A oração e a blasfêmia
Para a palavra “oração” encontramos no dicionário: súplica religiosa; para a palavra “blasfêmia”, encontramos: palavras que ultrajam a divindade, a religião, ou pessoa ou coisa respeitável. Oração, a partir desta visão, é um pedido que se dirige a Deus, e isso religiosamente; penso que quer dizer com fé, esperança e amor. Súplica religiosa implica certa iniciação em determinada religião ou prática religiosa. É como colocar em prática algo que já se aprendeu e que agora irá funcionar. Blasfêmia, pelo contrário, é revolta diante de Deus, da religião, de pessoas ou de coisas respeitáveis. Quem é o revoltado? Por que está revoltado, e como ultraja esses “respeitáveis”? É difícil responder. A blasfêmia seria uma vingança que compensa o revoltoso? A grande abrangência que o conceito revolta contém, faz que se veja a revolta de inúmeros ângulos. A blasfêmia pode ser uma tentativa desesperada de vingança, por alguém que se percebe incapaz diante do “respeitável”; pode, no entanto, também ser o grito desesperado de alguém que não sabe mais o que fazer, não sabe mais onde se apoiar, porque tudo lhe foi arrancado. Até mesmo a confiança em algo “respeitável” lhe foi suprimido. O grito do ser humano que não se percebe mais como humano porque outros lhe tomaram essa certeza. A blasfêmia desse não-humano não tem nada em comum com a blasfêmia do orgulhoso que, no entanto se percebe incapaz. Será que existe o humano-não-humano? Caso exista, como Deus, a religião e as pessoas respeitáveis reagem às suas blasfêmias? Também aqui não é fácil responder.

Respostas das coisas, das pessoas e da religião.

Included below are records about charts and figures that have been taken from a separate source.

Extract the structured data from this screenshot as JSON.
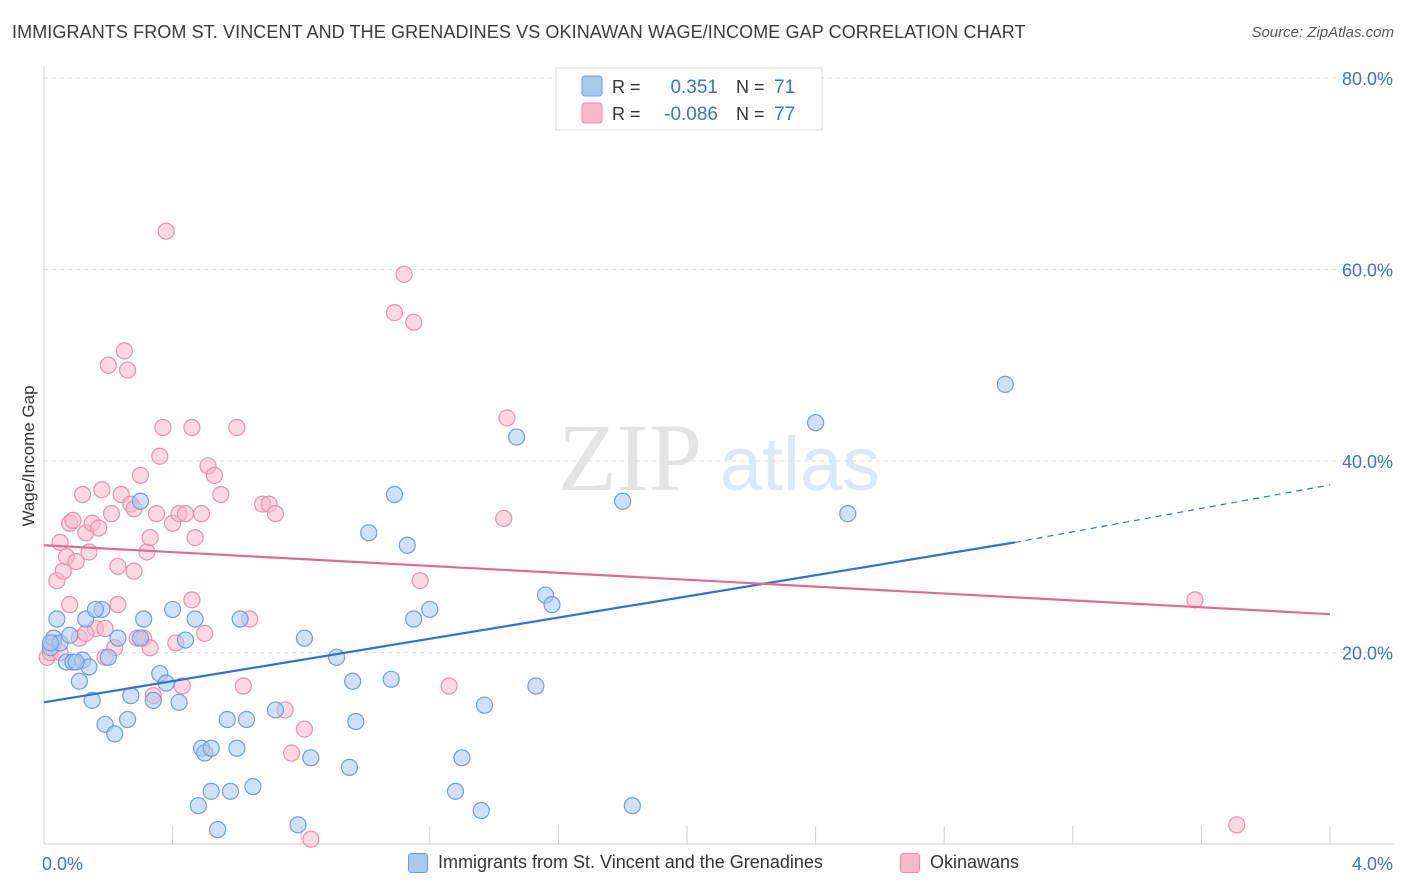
{
  "header": {
    "title": "IMMIGRANTS FROM ST. VINCENT AND THE GRENADINES VS OKINAWAN WAGE/INCOME GAP CORRELATION CHART",
    "source": "Source: ZipAtlas.com"
  },
  "watermark": {
    "zip": "ZIP",
    "atlas": "atlas"
  },
  "legend_top": {
    "rows": [
      {
        "r_label": "R =",
        "r_value": "0.351",
        "n_label": "N =",
        "n_value": "71"
      },
      {
        "r_label": "R =",
        "r_value": "-0.086",
        "n_label": "N =",
        "n_value": "77"
      }
    ]
  },
  "legend_bottom": {
    "items": [
      {
        "label": "Immigrants from St. Vincent and the Grenadines"
      },
      {
        "label": "Okinawans"
      }
    ]
  },
  "colors": {
    "blue_fill": "#a9c8f0",
    "blue_stroke": "#6a9fdc",
    "blue_line": "#2f73d0",
    "pink_fill": "#f7b8cb",
    "pink_stroke": "#ea8fab",
    "pink_line": "#e06a94",
    "axis_text": "#3a73c9",
    "grid": "#dcdcdc"
  },
  "chart_data": {
    "type": "scatter",
    "ylabel": "Wage/Income Gap",
    "xlim": [
      0,
      4
    ],
    "ylim": [
      0,
      80
    ],
    "x_tick_labels": [
      "0.0%",
      "4.0%"
    ],
    "y_ticks": [
      20,
      40,
      60,
      80
    ],
    "y_tick_labels": [
      "20.0%",
      "40.0%",
      "60.0%",
      "80.0%"
    ],
    "grid": true,
    "series": [
      {
        "name": "Immigrants from St. Vincent and the Grenadines",
        "color": "blue",
        "trend": {
          "x0": 0.0,
          "y0": 14.8,
          "x1": 3.02,
          "y1": 31.5,
          "dash_to_x": 4.0,
          "dash_to_y": 37.5
        },
        "points": [
          [
            0.02,
            20.5
          ],
          [
            0.03,
            21.5
          ],
          [
            0.04,
            23.5
          ],
          [
            0.05,
            21.0
          ],
          [
            0.07,
            19.0
          ],
          [
            0.08,
            21.8
          ],
          [
            0.09,
            19.0
          ],
          [
            0.11,
            17.0
          ],
          [
            0.12,
            19.2
          ],
          [
            0.13,
            23.5
          ],
          [
            0.14,
            18.5
          ],
          [
            0.15,
            15.0
          ],
          [
            0.18,
            24.5
          ],
          [
            0.19,
            12.5
          ],
          [
            0.2,
            19.5
          ],
          [
            0.22,
            11.5
          ],
          [
            0.23,
            21.5
          ],
          [
            0.26,
            13.0
          ],
          [
            0.27,
            15.5
          ],
          [
            0.3,
            21.5
          ],
          [
            0.31,
            23.5
          ],
          [
            0.34,
            15.0
          ],
          [
            0.36,
            17.8
          ],
          [
            0.38,
            16.8
          ],
          [
            0.4,
            24.5
          ],
          [
            0.42,
            14.8
          ],
          [
            0.44,
            21.3
          ],
          [
            0.47,
            23.5
          ],
          [
            0.49,
            10.0
          ],
          [
            0.5,
            9.5
          ],
          [
            0.52,
            10.0
          ],
          [
            0.52,
            5.5
          ],
          [
            0.54,
            1.5
          ],
          [
            0.57,
            13.0
          ],
          [
            0.58,
            5.5
          ],
          [
            0.6,
            10.0
          ],
          [
            0.61,
            23.5
          ],
          [
            0.63,
            13.0
          ],
          [
            0.65,
            6.0
          ],
          [
            0.72,
            14.0
          ],
          [
            0.79,
            2.0
          ],
          [
            0.81,
            21.5
          ],
          [
            0.83,
            9.0
          ],
          [
            0.91,
            19.5
          ],
          [
            0.95,
            8.0
          ],
          [
            0.96,
            17.0
          ],
          [
            0.97,
            12.8
          ],
          [
            1.01,
            32.5
          ],
          [
            1.08,
            17.2
          ],
          [
            1.09,
            36.5
          ],
          [
            1.13,
            31.2
          ],
          [
            1.15,
            23.5
          ],
          [
            1.2,
            24.5
          ],
          [
            1.28,
            5.5
          ],
          [
            1.3,
            9.0
          ],
          [
            1.36,
            3.5
          ],
          [
            1.37,
            14.5
          ],
          [
            1.47,
            42.5
          ],
          [
            1.53,
            16.5
          ],
          [
            1.56,
            26.0
          ],
          [
            1.58,
            25.0
          ],
          [
            1.8,
            35.8
          ],
          [
            1.83,
            4.0
          ],
          [
            2.4,
            44.0
          ],
          [
            2.5,
            34.5
          ],
          [
            2.99,
            48.0
          ],
          [
            0.02,
            21.0
          ],
          [
            0.1,
            19.0
          ],
          [
            0.16,
            24.5
          ],
          [
            0.3,
            35.8
          ],
          [
            0.48,
            4.0
          ]
        ]
      },
      {
        "name": "Okinawans",
        "color": "pink",
        "trend": {
          "x0": 0.0,
          "y0": 31.2,
          "x1": 4.0,
          "y1": 24.0
        },
        "points": [
          [
            0.01,
            19.5
          ],
          [
            0.02,
            20.0
          ],
          [
            0.03,
            21.0
          ],
          [
            0.04,
            27.5
          ],
          [
            0.05,
            31.5
          ],
          [
            0.06,
            28.5
          ],
          [
            0.07,
            30.0
          ],
          [
            0.08,
            33.5
          ],
          [
            0.09,
            33.8
          ],
          [
            0.1,
            29.5
          ],
          [
            0.11,
            21.5
          ],
          [
            0.12,
            36.5
          ],
          [
            0.13,
            32.5
          ],
          [
            0.14,
            30.5
          ],
          [
            0.15,
            33.5
          ],
          [
            0.16,
            22.5
          ],
          [
            0.17,
            33.0
          ],
          [
            0.18,
            37.0
          ],
          [
            0.19,
            19.5
          ],
          [
            0.2,
            50.0
          ],
          [
            0.21,
            34.5
          ],
          [
            0.22,
            20.5
          ],
          [
            0.23,
            29.0
          ],
          [
            0.24,
            36.5
          ],
          [
            0.25,
            51.5
          ],
          [
            0.26,
            49.5
          ],
          [
            0.27,
            35.5
          ],
          [
            0.28,
            35.0
          ],
          [
            0.29,
            21.5
          ],
          [
            0.3,
            38.5
          ],
          [
            0.31,
            21.5
          ],
          [
            0.32,
            30.5
          ],
          [
            0.33,
            32.0
          ],
          [
            0.34,
            15.5
          ],
          [
            0.35,
            34.5
          ],
          [
            0.36,
            40.5
          ],
          [
            0.37,
            43.5
          ],
          [
            0.38,
            64.0
          ],
          [
            0.4,
            33.5
          ],
          [
            0.41,
            21.0
          ],
          [
            0.42,
            34.5
          ],
          [
            0.43,
            16.5
          ],
          [
            0.44,
            34.5
          ],
          [
            0.46,
            43.5
          ],
          [
            0.47,
            32.0
          ],
          [
            0.49,
            34.5
          ],
          [
            0.51,
            39.5
          ],
          [
            0.53,
            38.5
          ],
          [
            0.55,
            36.5
          ],
          [
            0.6,
            43.5
          ],
          [
            0.64,
            23.5
          ],
          [
            0.68,
            35.5
          ],
          [
            0.7,
            35.5
          ],
          [
            0.72,
            34.5
          ],
          [
            0.75,
            14.0
          ],
          [
            0.77,
            9.5
          ],
          [
            0.81,
            12.0
          ],
          [
            0.83,
            0.5
          ],
          [
            1.09,
            55.5
          ],
          [
            1.12,
            59.5
          ],
          [
            1.15,
            54.5
          ],
          [
            1.17,
            27.5
          ],
          [
            1.26,
            16.5
          ],
          [
            1.43,
            34.0
          ],
          [
            1.44,
            44.5
          ],
          [
            3.58,
            25.5
          ],
          [
            3.71,
            2.0
          ],
          [
            0.05,
            20.0
          ],
          [
            0.08,
            25.0
          ],
          [
            0.13,
            22.0
          ],
          [
            0.19,
            22.5
          ],
          [
            0.23,
            25.0
          ],
          [
            0.28,
            28.5
          ],
          [
            0.33,
            20.5
          ],
          [
            0.46,
            25.5
          ],
          [
            0.5,
            22.0
          ],
          [
            0.62,
            16.5
          ]
        ]
      }
    ]
  }
}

Como vimos acima, a oração, em princípio, é dirigida a Deus; é Ele quem deve intervir quando o ser humano não sabe mais agir sozinho. Porém, a súplica não se restringe somente a Deus: pode-se pedir também aos outros e à religião, às entidades, aos governos etc. Isso traduz a colaboração que se solicita aos demais a fim de resolver questões prementes da vida cotidiana. Na melhor das hipóteses, os pedidos de ajuda são atendidos e as religiões e outras pessoas se colocam à disposição para juntos solucionar os problemas. Quanto às diversas entidades e governos, podem até atender, contudo, geralmente existem outros interesses neles que, igualmente, estão inseridos reiteradas vezes nas respostas das religiões e dos próximos. Por coisas é possível entender investimentos que se fazem, esperando retorno. Também essa é uma forma de “oração”. Na maioria das vezes, nesses casos, a resposta é “não”. Então não resta outra saída: insistir ou desistir.
A blasfêmia recebe quase sempre a mesma resposta da parte das coisas, das pessoas e da religião: desprezo vingativo. A religião e as pessoas podem não ligar às blasfêmias, mas a natureza liga sempre – não perdoa. O mais comum, todavia, é que nem a religião, e nem as pessoas perdoem; quase sempre reagem negativamente. Quando não revidam com castigos e perseguições, já é muito bom. Essa, no entanto, não é a regra. Normalmente castigam e reduzem o desesperado que blasfemou a zero, e justificam isso com suas preocupações de pureza e santidade que, como dizem, foi atingida e maculada pela blasfêmia.

Resposta de Deus
            Parece lógico, conforme estamos acostumados, que Deus atenda aos que oram humildemente e que se recuse a ouvir os rogos e as blasfêmias dos revoltados. Sem dúvida, é essa a verdade e é conforme o ensino das Escrituras e das religiões. Vem-nos imediatamente à memória o cântico de Maria onde ela exclama: “dispersou os orgulhosos (...), os humildes exaltou”, ou a passagem da Carta de São Pedro: “Deus resiste aos soberbos, mas dá sua graça aos humildes” (1Pd 5,5). Deus, sendo Pai, Irmão e Amigo do ser humano, e de todo ser humano, não poderia agir diferentemente. É o que pensamos.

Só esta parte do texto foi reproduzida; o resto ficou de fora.